Capro espiatorio Ma attenti: il processo Andreotti,
per quanto politicamente suggestivo, non è il processo al regime democristiano, non
è il Processo che in uno dei suoi momenti di più lucida e alta ingenuità chiedeva il povero
Pasolini. Un ricambio, per
quanto radicale, del ceto politico o della classe dirigente non significa necessariamente una rottura nella
continuità di un
sistema politico (nel senso che un Craxi può essere confinato ad Hammamet e il craxismo può
restare vivo o vitale), e
infatti il senatore Andreotti non viene processato per quello che manifestamente ha fatto, ma per quello che si
sostiene
abbia fatto in occulto. Non per essere stato un pilastro del sistema democristiano, la cui legittimità e
moralità di fondo
tutti si guardano bene di mettere in discussione, ma perché lo si accusa di aver fatto, per così dire,
a latere, gli interessi
della mafia. Il che, in un certo senso, è un modo di affermare che gli interessi della mafia e quelli del
potere ( del potere
democristiano, ma non solo di quello) sono ovviamente distinti e che quello di mescolarli è un
comportamento
eccezionale, anzi delittuoso, che è una tipica petizione di principio che mal si concilia con ogni
consapevolezza storica
del fenomeno. E significa, in parole povere, che l'ottimo Giulio rischia di diventare il classico capro espiatorio,
la cui
auspicata condanna significherà l'assoluzione di molti, moltissimi altri. Anche questa è una
caratteristica dei processi
politici, che spesso vengono intentati, più che condannare qualcun altro, per assolvere se stessi.

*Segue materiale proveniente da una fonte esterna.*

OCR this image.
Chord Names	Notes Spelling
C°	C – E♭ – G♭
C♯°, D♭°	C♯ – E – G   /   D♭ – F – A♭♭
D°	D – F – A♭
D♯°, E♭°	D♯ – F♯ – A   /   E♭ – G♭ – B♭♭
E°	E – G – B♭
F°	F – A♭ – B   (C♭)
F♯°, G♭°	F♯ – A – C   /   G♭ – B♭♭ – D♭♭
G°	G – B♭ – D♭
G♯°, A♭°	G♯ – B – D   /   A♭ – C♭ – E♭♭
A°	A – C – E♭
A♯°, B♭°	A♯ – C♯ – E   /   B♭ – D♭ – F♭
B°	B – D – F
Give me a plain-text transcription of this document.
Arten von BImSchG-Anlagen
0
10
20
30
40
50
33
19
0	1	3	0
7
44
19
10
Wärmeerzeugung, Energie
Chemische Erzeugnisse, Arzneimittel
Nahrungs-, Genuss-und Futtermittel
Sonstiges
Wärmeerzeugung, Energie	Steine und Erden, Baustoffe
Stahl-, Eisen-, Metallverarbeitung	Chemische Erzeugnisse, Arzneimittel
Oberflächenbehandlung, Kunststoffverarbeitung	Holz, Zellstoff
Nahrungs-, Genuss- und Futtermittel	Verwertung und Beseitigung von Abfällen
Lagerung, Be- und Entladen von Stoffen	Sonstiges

Solidarietà nazionale Bé, direte voi,
Andreotti se l'è voluta. Sì, certo, e più di quanto appaia a prima vista, visto che l'impianto
dell'accusa si
regge in buona parte sulle classiche delazioni dei <<pentiti>>, come a dire su quella legislazione
premiale della cui
disastrosa introduzione nel nostro sistema giudiziari i governi Andreotti dei tempi della solidarietà
nazionale sono stati
largamente responsabili. Il senatore a vita si sarà ormai reso conto che la legislazione premiale ha una
logica che, al di
là delle affermazioni di facciata sulla necessità che ogni chiamata di correità sia
validificata dai mitici <<riscontri>>, rende
praticamente indiscutibili tanto il ruolo dei pentiti quanto la gestione che ne fanno le procure. Ma ben poca
soddisfazione
possiamo trarre dal fatto che certe procedure assurde si siano ritorte contro chi ne è stato fautore.
Soprattutto
considerando che, visto come si sta mettendo la faccenda, corriamo decisamente il rischio, dopo tante lotte e tante
speranze, di sperare che Andreotti sia assolto.